Because No Woman Is Retroactively Immune to His Charms 

Courtesy of Zemblan patriot M.S.: We were not surprised to learn, when the warrantless wiretapping story came out, that President Bush was in bed with the telecom lobby. But sweet baby Jesus! -- it sounds like John McCain is literally in bed with the telecom lobby!

PHOTOS: Telecommunications lobbyist Vicki Iseman (left); presumptive Republican presidential nominee John McCain (right).

UPDATE: We are distressed to report that several of our regular correspondents have taken us to task for what they perceive to be the "undue sanctimony" of the above post. Kindly allow us to state, unequivocally and for the record, that if a young and toothsome lobbyist such as Ms. Iseman wished to "nuzzle the candidate's withered hairy balls" (to quote Zemblan patriot J.O.'s memorable phrase), or to "shove a greased finger up the old boy's asshole, if it helps to bring him off a little quicker" (Zemblan patriot B.J.), we would have absolutely no objection! -- so long as the grotesque, degrading, and unhygienic activities in question helped to guarantee our patriotic telecom companies the freedom they need to spy on any and all Americans at will without fear of legal reprisal, thereby ensuring a speedy, decisive victory in the war on terror. If Ms.
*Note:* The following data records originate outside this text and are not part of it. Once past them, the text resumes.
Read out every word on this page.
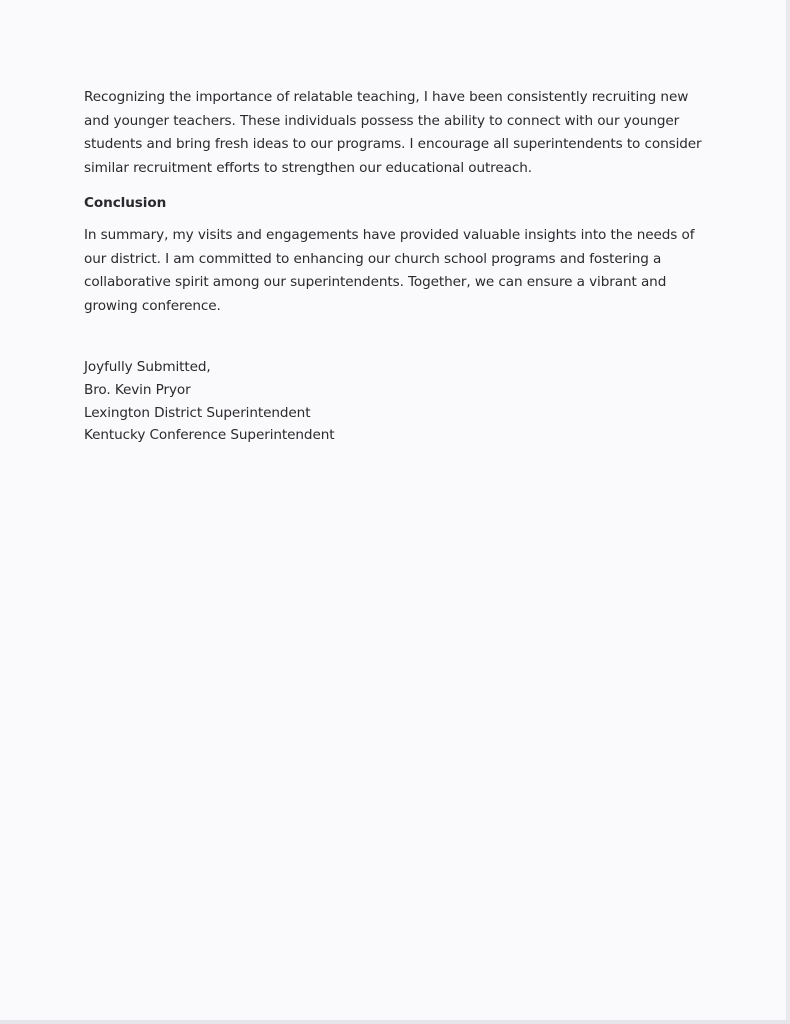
Recognizing the importance of relatable teaching, I have been consistently recruiting new and younger teachers. These individuals possess the ability to connect with our younger students and bring fresh ideas to our programs. I encourage all superintendents to consider similar recruitment efforts to strengthen our educational outreach.

Conclusion

In summary, my visits and engagements have provided valuable insights into the needs of our district. I am committed to enhancing our church school programs and fostering a collaborative spirit among our superintendents. Together, we can ensure a vibrant and growing conference.

Joyfully Submitted,
Bro. Kevin Pryor
Lexington District Superintendent
Kentucky Conference Superintendent
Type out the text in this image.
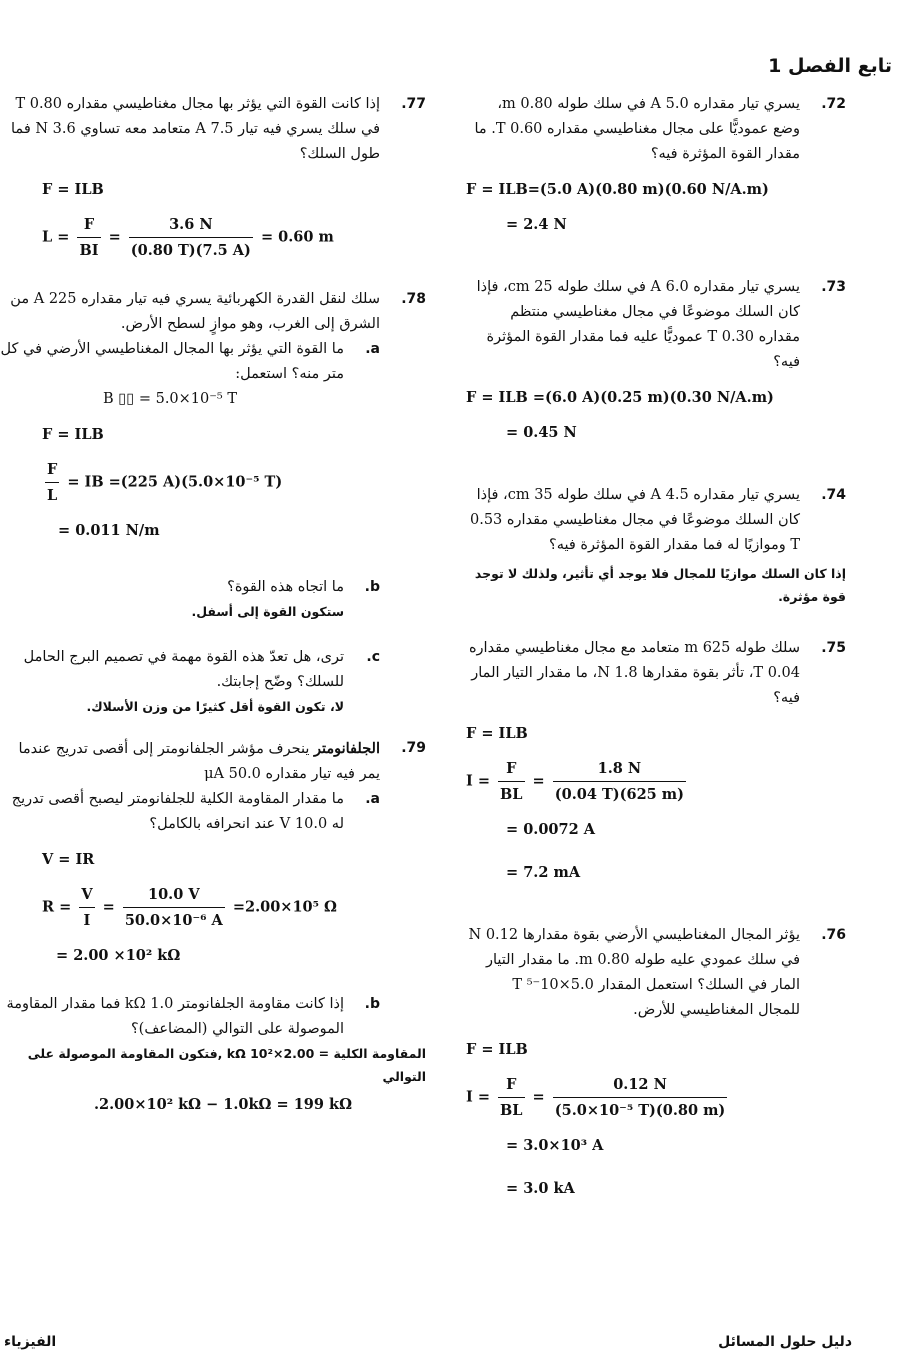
تابع الفصل 1
72.
يسري تيار مقداره 5.0 A في سلك طوله 0.80 m، وضع عموديًّا على مجال مغناطيسي مقداره 0.60 T. ما مقدار القوة المؤثرة فيه؟
F = ILB=(5.0 A)(0.80 m)(0.60 N/A.m)
= 2.4 N
73.
يسري تيار مقداره 6.0 A في سلك طوله 25 cm، فإذا كان السلك موضوعًا في مجال مغناطيسي منتظم مقداره 0.30 T عموديًّا عليه فما مقدار القوة المؤثرة فيه؟
F = ILB =(6.0 A)(0.25 m)(0.30 N/A.m)
= 0.45 N
74.
يسري تيار مقداره 4.5 A في سلك طوله 35 cm، فإذا كان السلك موضوعًا في مجال مغناطيسي مقداره 0.53 T وموازيًا له فما مقدار القوة المؤثرة فيه؟
إذا كان السلك موازيًا للمجال فلا يوجد أي تأثير، ولذلك لا توجد قوة مؤثرة.
75.
سلك طوله 625 m متعامد مع مجال مغناطيسي مقداره 0.04 T، تأثر بقوة مقدارها 1.8 N، ما مقدار التيار المار فيه؟
F = ILB
$I = \frac{F}{BL} = \frac{1.8 N}{(0.04 T)(625 m)}$
= 0.0072 A
= 7.2 mA
76.
يؤثر المجال المغناطيسي الأرضي بقوة مقدارها 0.12 N في سلك عمودي عليه طوله 0.80 m. ما مقدار التيار المار في السلك؟ استعمل المقدار 5.0×10⁻⁵ T للمجال المغناطيسي للأرض.
F = ILB
$I = \frac{F}{BL} = \frac{0.12 N}{\text{(5.0×10⁻⁵ T)(0.80 m)}}$
= 3.0×10³ A
= 3.0 kA
77.
إذا كانت القوة التي يؤثر بها مجال مغناطيسي مقداره 0.80 T في سلك يسري فيه تيار 7.5 A متعامد معه تساوي 3.6 N فما طول السلك؟
F = ILB
$L = \frac{F}{BI} = \frac{3.6 N}{(0.80 T)(7.5 A)} = 0.60$ m
78.
سلك لنقل القدرة الكهربائية يسري فيه تيار مقداره 225 A من الشرق إلى الغرب، وهو موازٍ لسطح الأرض.
a.
ما القوة التي يؤثر بها المجال المغناطيسي الأرضي في كل متر منه؟ استعمل:
B ▯▯ = 5.0×10⁻⁵ T
F = ILB
$\frac{F}{L}$ = IB =(225 A)(5.0×10⁻⁵ T)
= 0.011 N/m
b.
ما اتجاه هذه القوة؟
ستكون القوة إلى أسفل.
c.
ترى، هل تعدّ هذه القوة مهمة في تصميم البرج الحامل للسلك؟ وضّح إجابتك.
لا، تكون القوة أقل كثيرًا من وزن الأسلاك.
79.
الجلفانومتر ينحرف مؤشر الجلفانومتر إلى أقصى تدريج عندما يمر فيه تيار مقداره 50.0 μA
a.
ما مقدار المقاومة الكلية للجلفانومتر ليصبح أقصى تدريج له 10.0 V عند انحرافه بالكامل؟
V = IR
$R = \frac{V}{I} = \frac{10.0 V}{\text{50.0×10⁻⁶ A}} =2.00\times 10^5$ Ω
= 2.00 ×10² kΩ
b.
إذا كانت مقاومة الجلفانومتر 1.0 kΩ فما مقدار المقاومة الموصولة على التوالي (المضاعف)؟
المقاومة الكلية = 2.00×10² kΩ ,فتكون المقاومة الموصولة على التوالي
.2.00×10² kΩ − 1.0kΩ = 199 kΩ
دليل حلول المسائل
الفيزياء
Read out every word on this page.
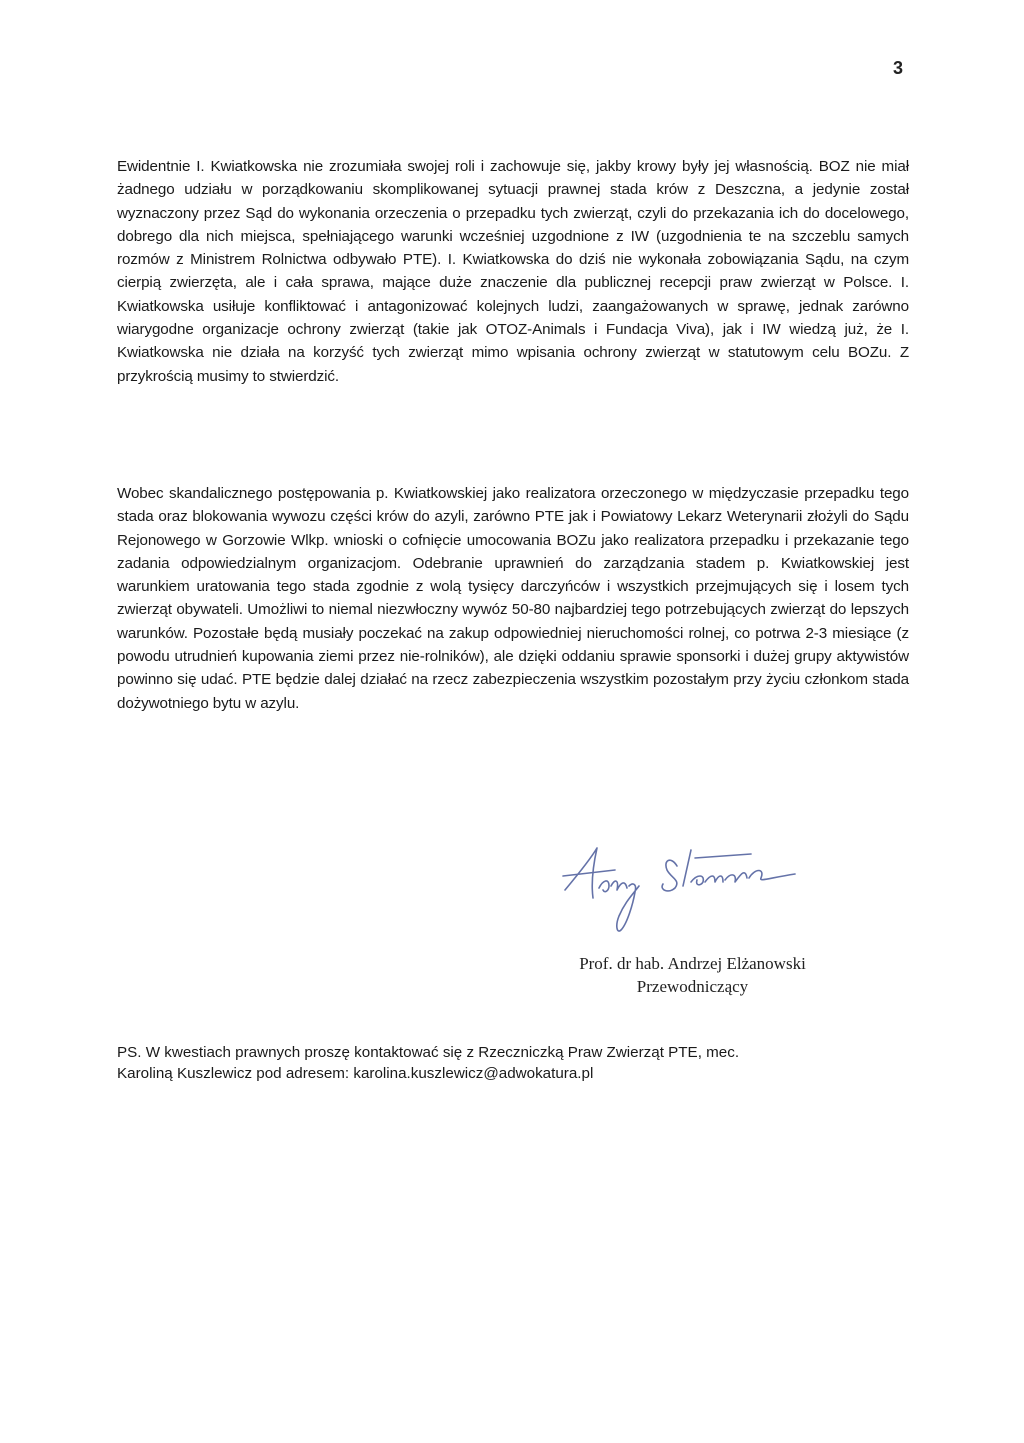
3

Ewidentnie I. Kwiatkowska nie zrozumiała swojej roli i zachowuje się, jakby krowy były jej własnością. BOZ nie miał żadnego udziału w porządkowaniu skomplikowanej sytuacji prawnej stada krów z Deszczna, a jedynie został wyznaczony przez Sąd do wykonania orzeczenia o przepadku tych zwierząt, czyli do przekazania ich do docelowego, dobrego dla nich miejsca, spełniającego warunki wcześniej uzgodnione z IW (uzgodnienia te na szczeblu samych rozmów z Ministrem Rolnictwa odbywało PTE). I. Kwiatkowska do dziś nie wykonała zobowiązania Sądu, na czym cierpią zwierzęta, ale i cała sprawa, mające duże znaczenie dla publicznej recepcji praw zwierząt w Polsce. I. Kwiatkowska usiłuje konfliktować i antagonizować kolejnych ludzi, zaangażowanych w sprawę, jednak zarówno wiarygodne organizacje ochrony zwierząt (takie jak OTOZ-Animals i Fundacja Viva), jak i IW wiedzą już, że I. Kwiatkowska nie działa na korzyść tych zwierząt mimo wpisania ochrony zwierząt w statutowym celu BOZu. Z przykrością musimy to stwierdzić.

Wobec skandalicznego postępowania p. Kwiatkowskiej jako realizatora orzeczonego w międzyczasie przepadku tego stada oraz blokowania wywozu części krów do azyli, zarówno PTE jak i Powiatowy Lekarz Weterynarii złożyli do Sądu Rejonowego w Gorzowie Wlkp. wnioski o cofnięcie umocowania BOZu jako realizatora przepadku i przekazanie tego zadania odpowiedzialnym organizacjom. Odebranie uprawnień do zarządzania stadem p. Kwiatkowskiej jest warunkiem uratowania tego stada zgodnie z wolą tysięcy darczyńców i wszystkich przejmujących się i losem tych zwierząt obywateli. Umożliwi to niemal niezwłoczny wywóz 50-80 najbardziej tego potrzebujących zwierząt do lepszych warunków. Pozostałe będą musiały poczekać na zakup odpowiedniej nieruchomości rolnej, co potrwa 2-3 miesiące (z powodu utrudnień kupowania ziemi przez nie-rolników), ale dzięki oddaniu sprawie sponsorki i dużej grupy aktywistów powinno się udać. PTE będzie dalej działać na rzecz zabezpieczenia wszystkim pozostałym przy życiu członkom stada dożywotniego bytu w azylu.

Prof. dr hab. Andrzej Elżanowski
Przewodniczący
PS. W kwestiach prawnych proszę kontaktować się z Rzeczniczką Praw Zwierząt PTE, mec.
Karoliną Kuszlewicz pod adresem: karolina.kuszlewicz@adwokatura.pl
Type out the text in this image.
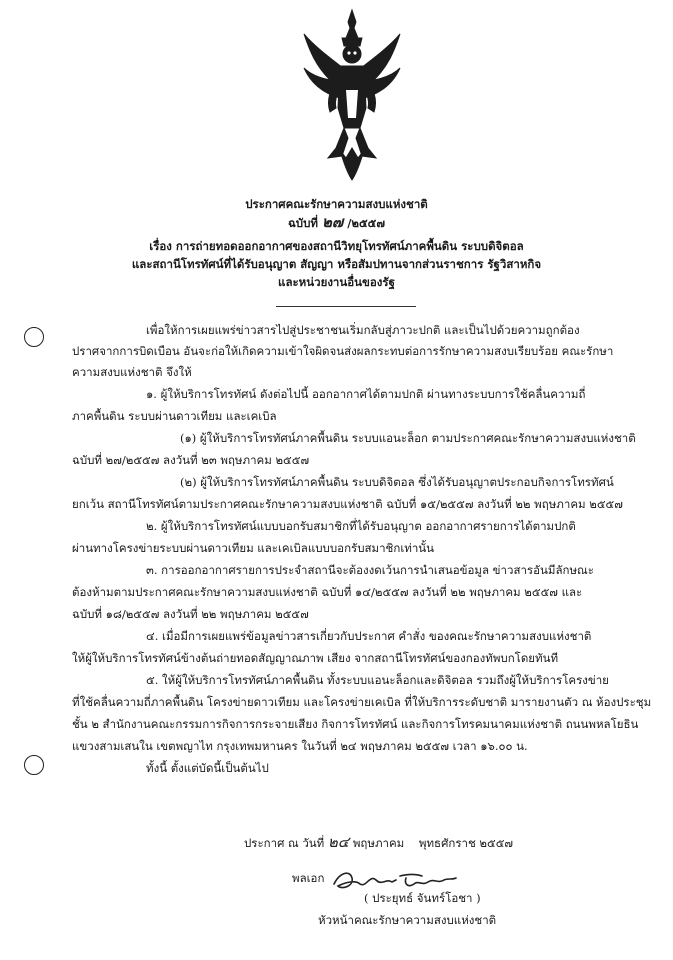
ประกาศคณะรักษาความสงบแห่งชาติ
ฉบับที่ ๒๗ /๒๕๕๗
เรื่อง การถ่ายทอดออกอากาศของสถานีวิทยุโทรทัศน์ภาคพื้นดิน ระบบดิจิตอล
และสถานีโทรทัศน์ที่ได้รับอนุญาต สัญญา หรือสัมปทานจากส่วนราชการ รัฐวิสาหกิจ
และหน่วยงานอื่นของรัฐ
เพื่อให้การเผยแพร่ข่าวสารไปสู่ประชาชนเริ่มกลับสู่ภาวะปกติ และเป็นไปด้วยความถูกต้อง
ปราศจากการบิดเบือน อันจะก่อให้เกิดความเข้าใจผิดจนส่งผลกระทบต่อการรักษาความสงบเรียบร้อย คณะรักษา
ความสงบแห่งชาติ จึงให้
๑. ผู้ให้บริการโทรทัศน์ ดังต่อไปนี้ ออกอากาศได้ตามปกติ ผ่านทางระบบการใช้คลื่นความถี่
ภาคพื้นดิน ระบบผ่านดาวเทียม และเคเบิล
(๑) ผู้ให้บริการโทรทัศน์ภาคพื้นดิน ระบบแอนะล็อก ตามประกาศคณะรักษาความสงบแห่งชาติ
ฉบับที่ ๒๗/๒๕๕๗ ลงวันที่ ๒๓ พฤษภาคม ๒๕๕๗
(๒) ผู้ให้บริการโทรทัศน์ภาคพื้นดิน ระบบดิจิตอล ซึ่งได้รับอนุญาตประกอบกิจการโทรทัศน์
ยกเว้น สถานีโทรทัศน์ตามประกาศคณะรักษาความสงบแห่งชาติ ฉบับที่ ๑๕/๒๕๕๗ ลงวันที่ ๒๒ พฤษภาคม ๒๕๕๗
๒. ผู้ให้บริการโทรทัศน์แบบบอกรับสมาชิกที่ได้รับอนุญาต ออกอากาศรายการได้ตามปกติ
ผ่านทางโครงข่ายระบบผ่านดาวเทียม และเคเบิลแบบบอกรับสมาชิกเท่านั้น
๓. การออกอากาศรายการประจำสถานีจะต้องงดเว้นการนำเสนอข้อมูล ข่าวสารอันมีลักษณะ
ต้องห้ามตามประกาศคณะรักษาความสงบแห่งชาติ ฉบับที่ ๑๔/๒๕๕๗ ลงวันที่ ๒๒ พฤษภาคม ๒๕๕๗ และ
ฉบับที่ ๑๘/๒๕๕๗ ลงวันที่ ๒๒ พฤษภาคม ๒๕๕๗
๔. เมื่อมีการเผยแพร่ข้อมูลข่าวสารเกี่ยวกับประกาศ คำสั่ง ของคณะรักษาความสงบแห่งชาติ
ให้ผู้ให้บริการโทรทัศน์ข้างต้นถ่ายทอดสัญญาณภาพ เสียง จากสถานีโทรทัศน์ของกองทัพบกโดยทันที
๕. ให้ผู้ให้บริการโทรทัศน์ภาคพื้นดิน ทั้งระบบแอนะล็อกและดิจิตอล รวมถึงผู้ให้บริการโครงข่าย
ที่ใช้คลื่นความถี่ภาคพื้นดิน โครงข่ายดาวเทียม และโครงข่ายเคเบิล ที่ให้บริการระดับชาติ มารายงานตัว ณ ห้องประชุม
ชั้น ๒ สำนักงานคณะกรรมการกิจการกระจายเสียง กิจการโทรทัศน์ และกิจการโทรคมนาคมแห่งชาติ ถนนพหลโยธิน
แขวงสามเสนใน เขตพญาไท กรุงเทพมหานคร ในวันที่ ๒๔ พฤษภาคม ๒๕๕๗ เวลา ๑๖.๐๐ น.
ทั้งนี้ ตั้งแต่บัดนี้เป็นต้นไป
ประกาศ ณ วันที่ ๒๔ พฤษภาคม พุทธศักราช ๒๕๕๗
พลเอก
( ประยุทธ์ จันทร์โอชา )
หัวหน้าคณะรักษาความสงบแห่งชาติ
Iseman did indulge in such unsavory practices, we know that she was thinking not of England, but of America; and we can only hope that the belated revelation of her mad bedroom skillz will not arouse the media to a frenzy of sniggering prurience, as in the unfortunate case of Mr. Clinton and Ms. Lewinsky. There is, after all, a principle here!

UPDATE II: As of midnight tonight, there is still no word as to when Dr. James Dobson plans to offer a formal endorsement of McCain's candidacy. We are reliably told, however, that Ann Coulter has been asking around town for the Senator's home phone number, no doubt to discuss the possibility of an ideological rapprochement.

UPDATE III: Our condolences to poor Mitt Romney, who is undoubtedly wishing this story had broken thirty million dollars ago.